Advisors to avoid in Youth Hockey

Born in 1993, McDonald played forward while growing up in Michigan. He estimates that during his playing days, about five percent of players had family advisors and 95 percent didn’t.

“It’s completely flip-flopped now,” he said. “I would argue that there’s 95 percent of people who have [an advisor] and five percent who don’t. My feeling on that is that it’s hard because it’s a business for some, but I think the rule of thumb for families going through the process is that you have to ask yourself, what do you want in an advisor? Are you wanting somebody who is going to help ultimately try to place you in junior hockey and make your dreams of Division 1 college hockey come true? Or are you looking for somebody for the, ‘hey I got this email, what should I do?’ Because if you’re looking for somebody to place you, you need to find somebody who likes your game and believes you have talent.

“I couldn’t imagine helping a kid who I looked at and thought, this kid has no hope in playing college hockey but I’m going to take him on as a client anyway because that’s how I do business. I think that’s completely wrong. For me, if your kid is aspiring to play college hockey, you need to wait until there’s somebody who approaches you and says, your son is good, I really like his game, I think he could do this. Even then I would be suspect, and I would ask questions.”

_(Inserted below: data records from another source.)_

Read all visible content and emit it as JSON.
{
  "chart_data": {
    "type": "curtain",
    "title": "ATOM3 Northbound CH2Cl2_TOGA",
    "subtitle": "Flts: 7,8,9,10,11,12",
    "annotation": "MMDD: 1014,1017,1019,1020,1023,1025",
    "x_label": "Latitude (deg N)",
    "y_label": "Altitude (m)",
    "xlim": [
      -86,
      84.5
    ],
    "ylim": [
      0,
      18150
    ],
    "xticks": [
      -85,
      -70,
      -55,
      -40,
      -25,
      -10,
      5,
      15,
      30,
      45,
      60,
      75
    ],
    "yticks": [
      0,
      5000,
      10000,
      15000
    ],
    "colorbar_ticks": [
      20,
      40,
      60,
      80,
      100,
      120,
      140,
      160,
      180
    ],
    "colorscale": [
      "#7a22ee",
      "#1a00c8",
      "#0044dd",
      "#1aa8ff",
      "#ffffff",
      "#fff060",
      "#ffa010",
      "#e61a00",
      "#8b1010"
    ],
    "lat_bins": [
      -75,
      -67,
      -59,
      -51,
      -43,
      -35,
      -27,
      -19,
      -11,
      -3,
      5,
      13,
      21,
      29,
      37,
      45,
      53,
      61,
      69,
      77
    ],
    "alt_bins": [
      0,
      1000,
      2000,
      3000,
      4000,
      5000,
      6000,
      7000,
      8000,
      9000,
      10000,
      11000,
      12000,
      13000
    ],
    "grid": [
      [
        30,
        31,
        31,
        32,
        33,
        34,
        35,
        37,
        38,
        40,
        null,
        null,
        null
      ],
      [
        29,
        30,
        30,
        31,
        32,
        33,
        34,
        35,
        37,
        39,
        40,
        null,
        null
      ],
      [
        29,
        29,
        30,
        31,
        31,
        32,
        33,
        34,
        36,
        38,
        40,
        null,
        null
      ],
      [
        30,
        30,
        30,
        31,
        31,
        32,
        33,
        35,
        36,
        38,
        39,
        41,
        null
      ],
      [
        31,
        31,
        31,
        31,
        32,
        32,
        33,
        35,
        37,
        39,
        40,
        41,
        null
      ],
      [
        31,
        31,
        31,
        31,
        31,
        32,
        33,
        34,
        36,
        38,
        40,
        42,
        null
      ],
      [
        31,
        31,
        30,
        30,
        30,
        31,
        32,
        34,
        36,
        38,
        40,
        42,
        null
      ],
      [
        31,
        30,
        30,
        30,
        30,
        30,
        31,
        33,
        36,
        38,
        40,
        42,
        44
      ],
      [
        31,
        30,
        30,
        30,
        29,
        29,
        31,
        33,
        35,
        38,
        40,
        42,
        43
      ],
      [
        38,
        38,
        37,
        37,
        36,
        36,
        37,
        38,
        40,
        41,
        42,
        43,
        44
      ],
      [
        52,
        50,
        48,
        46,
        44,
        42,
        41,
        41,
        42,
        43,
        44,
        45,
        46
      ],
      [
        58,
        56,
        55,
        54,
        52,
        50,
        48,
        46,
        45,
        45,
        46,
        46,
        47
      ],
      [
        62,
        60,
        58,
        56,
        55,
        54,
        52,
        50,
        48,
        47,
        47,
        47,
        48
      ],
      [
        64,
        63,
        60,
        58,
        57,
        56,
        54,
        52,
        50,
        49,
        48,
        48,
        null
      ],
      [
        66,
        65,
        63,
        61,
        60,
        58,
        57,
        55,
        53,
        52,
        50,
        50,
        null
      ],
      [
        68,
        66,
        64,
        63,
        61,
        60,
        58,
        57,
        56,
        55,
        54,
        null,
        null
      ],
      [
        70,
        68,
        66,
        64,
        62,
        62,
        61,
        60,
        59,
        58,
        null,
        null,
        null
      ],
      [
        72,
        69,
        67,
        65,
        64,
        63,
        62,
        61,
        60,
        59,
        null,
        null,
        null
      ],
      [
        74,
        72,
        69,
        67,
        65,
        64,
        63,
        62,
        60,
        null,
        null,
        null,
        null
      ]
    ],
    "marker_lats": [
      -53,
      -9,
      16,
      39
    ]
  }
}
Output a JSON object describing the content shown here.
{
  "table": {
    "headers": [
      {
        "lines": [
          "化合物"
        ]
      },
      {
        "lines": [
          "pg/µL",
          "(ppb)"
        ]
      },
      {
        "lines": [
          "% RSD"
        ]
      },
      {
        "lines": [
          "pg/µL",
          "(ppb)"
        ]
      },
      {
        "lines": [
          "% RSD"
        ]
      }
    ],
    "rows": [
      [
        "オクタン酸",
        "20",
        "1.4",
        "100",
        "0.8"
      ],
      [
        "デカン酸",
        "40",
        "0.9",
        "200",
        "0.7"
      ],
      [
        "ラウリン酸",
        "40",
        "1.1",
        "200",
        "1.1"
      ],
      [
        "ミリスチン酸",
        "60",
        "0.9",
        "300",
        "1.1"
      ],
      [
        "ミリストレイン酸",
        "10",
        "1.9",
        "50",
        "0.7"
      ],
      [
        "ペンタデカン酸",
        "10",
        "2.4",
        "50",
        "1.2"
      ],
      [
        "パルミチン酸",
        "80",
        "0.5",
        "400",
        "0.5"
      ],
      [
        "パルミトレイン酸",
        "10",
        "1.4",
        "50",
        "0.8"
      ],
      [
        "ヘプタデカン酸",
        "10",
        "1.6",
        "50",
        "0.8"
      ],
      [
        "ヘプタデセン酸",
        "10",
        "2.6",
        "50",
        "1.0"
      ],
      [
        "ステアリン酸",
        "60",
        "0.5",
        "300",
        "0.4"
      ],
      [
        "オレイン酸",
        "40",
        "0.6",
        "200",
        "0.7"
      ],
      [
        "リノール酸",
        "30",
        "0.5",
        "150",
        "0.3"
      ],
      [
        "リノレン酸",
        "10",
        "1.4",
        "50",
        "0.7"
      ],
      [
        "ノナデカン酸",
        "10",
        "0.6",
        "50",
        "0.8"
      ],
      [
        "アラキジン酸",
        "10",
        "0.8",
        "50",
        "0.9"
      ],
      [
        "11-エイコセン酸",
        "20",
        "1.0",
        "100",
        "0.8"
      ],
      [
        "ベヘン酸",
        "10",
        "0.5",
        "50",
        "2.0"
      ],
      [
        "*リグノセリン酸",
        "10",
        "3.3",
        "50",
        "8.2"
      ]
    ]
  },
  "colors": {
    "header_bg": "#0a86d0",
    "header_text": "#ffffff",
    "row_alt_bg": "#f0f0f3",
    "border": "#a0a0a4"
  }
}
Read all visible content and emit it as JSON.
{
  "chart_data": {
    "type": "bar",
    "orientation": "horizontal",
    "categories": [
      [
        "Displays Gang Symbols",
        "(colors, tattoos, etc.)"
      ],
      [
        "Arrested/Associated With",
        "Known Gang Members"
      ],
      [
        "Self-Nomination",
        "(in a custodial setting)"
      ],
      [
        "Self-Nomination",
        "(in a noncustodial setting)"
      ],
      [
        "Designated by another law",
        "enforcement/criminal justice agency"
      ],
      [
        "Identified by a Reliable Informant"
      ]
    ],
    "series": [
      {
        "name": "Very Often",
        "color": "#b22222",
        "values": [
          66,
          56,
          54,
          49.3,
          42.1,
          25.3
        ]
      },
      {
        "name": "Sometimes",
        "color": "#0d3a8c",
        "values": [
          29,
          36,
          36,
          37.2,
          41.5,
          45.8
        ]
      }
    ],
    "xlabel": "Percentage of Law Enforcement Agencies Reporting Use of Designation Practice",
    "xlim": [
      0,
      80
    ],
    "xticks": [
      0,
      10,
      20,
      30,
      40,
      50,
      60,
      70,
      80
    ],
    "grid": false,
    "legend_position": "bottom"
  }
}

Families must find an advisor who is in it for the right reasons. However, avoiding the ones looking for a paycheck off an unsuspecting family is no easy task.

“The one thing I would like to clear up is that not all advisors are the same,” he said. “I think there are advisors out there who truthfully do this because they love the game and they want to be involved. And, I truthfully think there are advisors out there who do it because they don’t have any means to make money anywhere else or they just choose not to and this is how they want to make their living. Not saying either is right or wrong, but you have to sort through that. That’s on the parent. Do your homework. You don’t just pick up the phone and take the first offer when somebody calls you for something unrelated to hockey. So why do that if an advisor calls? Do your due diligence.”

Parents can impact Advisors, for Better and for Worse

Remember, scouts are watching and evaluating parents throughout the process too. McDonald breaks it down into typically four different relationships. First, with the player. Then, with the program the player lands at. And also, both parents involved in the process.

“Parents can ruin things, one hundred percent,” said McDonald. “When you’re helping young hockey players, there are multiple parties [involved]… One of my biggest struggles is when I meet a family and get the vibe that the parents want it more than their kids. So, yes, parents, you can ruin it for your kid. You can. Don’t ruin it for your kid. Let them live their dream, and you support them. This can’t be your dream.”